Glyn Waters

Personal information
- Nationality: British (Welsh)
- Born: March 1937 Newport, Wales
- Died: 2013 Stratford, London, England

Sport
- Sport: Boxing
- Event: Middleweight
- Club: Newport Sporting Club

= Glyn Waters =

Welsh boxer

Glyn Mostyn Paul Waters (April 1937–2013) was a boxer who competed for Wales at the Commonwealth Games.

== Biography ==
Waters boxed out of the Newport Sporting Club and was the 1957 Welsh ABA champion at light-heavyweight.

Waters stepped up to middleweight and won the middleweight championship of Wales in 1958.

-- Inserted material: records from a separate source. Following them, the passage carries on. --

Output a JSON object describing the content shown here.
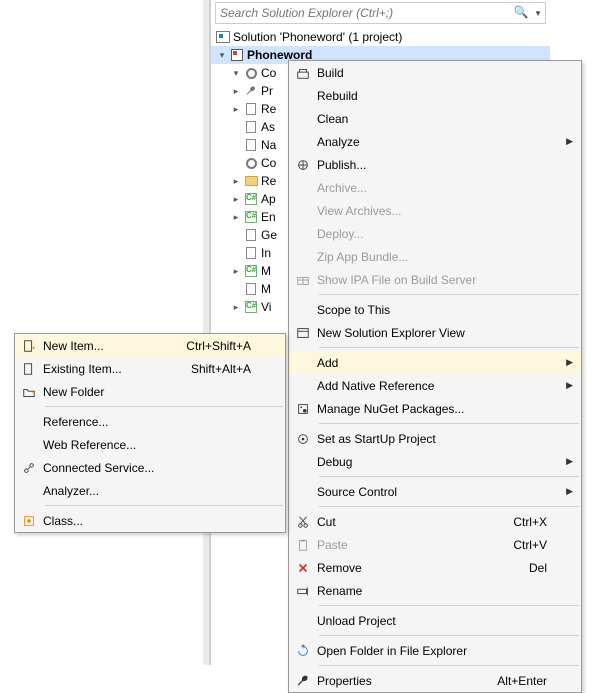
{
  "panel": {
    "search_placeholder": "Search Solution Explorer (Ctrl+;)",
    "solution_label": "Solution 'Phoneword' (1 project)",
    "project_label": "Phoneword",
    "nodes": [
      {
        "glyph": "gear",
        "tw": "▾",
        "label": "Co"
      },
      {
        "glyph": "wrench",
        "tw": "▸",
        "label": "Pr"
      },
      {
        "glyph": "doc",
        "tw": "▸",
        "label": "Re"
      },
      {
        "glyph": "doc",
        "tw": "",
        "label": "As"
      },
      {
        "glyph": "doc",
        "tw": "",
        "label": "Na"
      },
      {
        "glyph": "gear",
        "tw": "",
        "label": "Co"
      },
      {
        "glyph": "folder",
        "tw": "▸",
        "label": "Re"
      },
      {
        "glyph": "cs",
        "tw": "▸",
        "label": "Ap"
      },
      {
        "glyph": "cs",
        "tw": "▸",
        "label": "En"
      },
      {
        "glyph": "doc",
        "tw": "",
        "label": "Ge"
      },
      {
        "glyph": "doc",
        "tw": "",
        "label": "In"
      },
      {
        "glyph": "cs",
        "tw": "▸",
        "label": "M"
      },
      {
        "glyph": "doc",
        "tw": "",
        "label": "M"
      },
      {
        "glyph": "cs",
        "tw": "▸",
        "label": "Vi"
      }
    ]
  },
  "main_menu": [
    {
      "type": "item",
      "label": "Build",
      "icon": "build"
    },
    {
      "type": "item",
      "label": "Rebuild"
    },
    {
      "type": "item",
      "label": "Clean"
    },
    {
      "type": "item",
      "label": "Analyze",
      "submenu": true
    },
    {
      "type": "item",
      "label": "Publish...",
      "icon": "publish"
    },
    {
      "type": "item",
      "label": "Archive...",
      "disabled": true
    },
    {
      "type": "item",
      "label": "View Archives...",
      "disabled": true
    },
    {
      "type": "item",
      "label": "Deploy...",
      "disabled": true
    },
    {
      "type": "item",
      "label": "Zip App Bundle...",
      "disabled": true
    },
    {
      "type": "item",
      "label": "Show IPA File on Build Server",
      "icon": "box",
      "disabled": true
    },
    {
      "type": "sep"
    },
    {
      "type": "item",
      "label": "Scope to This"
    },
    {
      "type": "item",
      "label": "New Solution Explorer View",
      "icon": "window"
    },
    {
      "type": "sep"
    },
    {
      "type": "item",
      "label": "Add",
      "submenu": true,
      "highlight": true
    },
    {
      "type": "item",
      "label": "Add Native Reference",
      "submenu": true
    },
    {
      "type": "item",
      "label": "Manage NuGet Packages...",
      "icon": "nuget"
    },
    {
      "type": "sep"
    },
    {
      "type": "item",
      "label": "Set as StartUp Project",
      "icon": "startup"
    },
    {
      "type": "item",
      "label": "Debug",
      "submenu": true
    },
    {
      "type": "sep"
    },
    {
      "type": "item",
      "label": "Source Control",
      "submenu": true
    },
    {
      "type": "sep"
    },
    {
      "type": "item",
      "label": "Cut",
      "icon": "cut",
      "shortcut": "Ctrl+X"
    },
    {
      "type": "item",
      "label": "Paste",
      "icon": "paste",
      "shortcut": "Ctrl+V",
      "disabled": true
    },
    {
      "type": "item",
      "label": "Remove",
      "icon": "remove",
      "shortcut": "Del"
    },
    {
      "type": "item",
      "label": "Rename",
      "icon": "rename"
    },
    {
      "type": "sep"
    },
    {
      "type": "item",
      "label": "Unload Project"
    },
    {
      "type": "sep"
    },
    {
      "type": "item",
      "label": "Open Folder in File Explorer",
      "icon": "open"
    },
    {
      "type": "sep"
    },
    {
      "type": "item",
      "label": "Properties",
      "icon": "wrench",
      "shortcut": "Alt+Enter"
    }
  ],
  "sub_menu": [
    {
      "type": "item",
      "label": "New Item...",
      "icon": "newitem",
      "shortcut": "Ctrl+Shift+A",
      "highlight": true
    },
    {
      "type": "item",
      "label": "Existing Item...",
      "icon": "existing",
      "shortcut": "Shift+Alt+A"
    },
    {
      "type": "item",
      "label": "New Folder",
      "icon": "newfolder"
    },
    {
      "type": "sep"
    },
    {
      "type": "item",
      "label": "Reference..."
    },
    {
      "type": "item",
      "label": "Web Reference..."
    },
    {
      "type": "item",
      "label": "Connected Service...",
      "icon": "connected"
    },
    {
      "type": "item",
      "label": "Analyzer..."
    },
    {
      "type": "sep"
    },
    {
      "type": "item",
      "label": "Class...",
      "icon": "class"
    }
  ]
}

An electrician by trade, he carried a nose injury into the Empire Games but successfully passed the doctors check at weigh-in to compete. Wales had already lost one of their boxers (Cedric Williams) to injury before the Games started.

He subsequently represented the 1958 Welsh team for the 1958 British Empire and Commonwealth Games in Cardiff, Wales, where competed in the middleweight category.

Waters was from a boxing family, his father Walt Waters was the 1921 Welsh middleweight champion and his brother Colin Waters was a four-times middleweight champion of Wales in 1957, 1959, 1960 and 1963.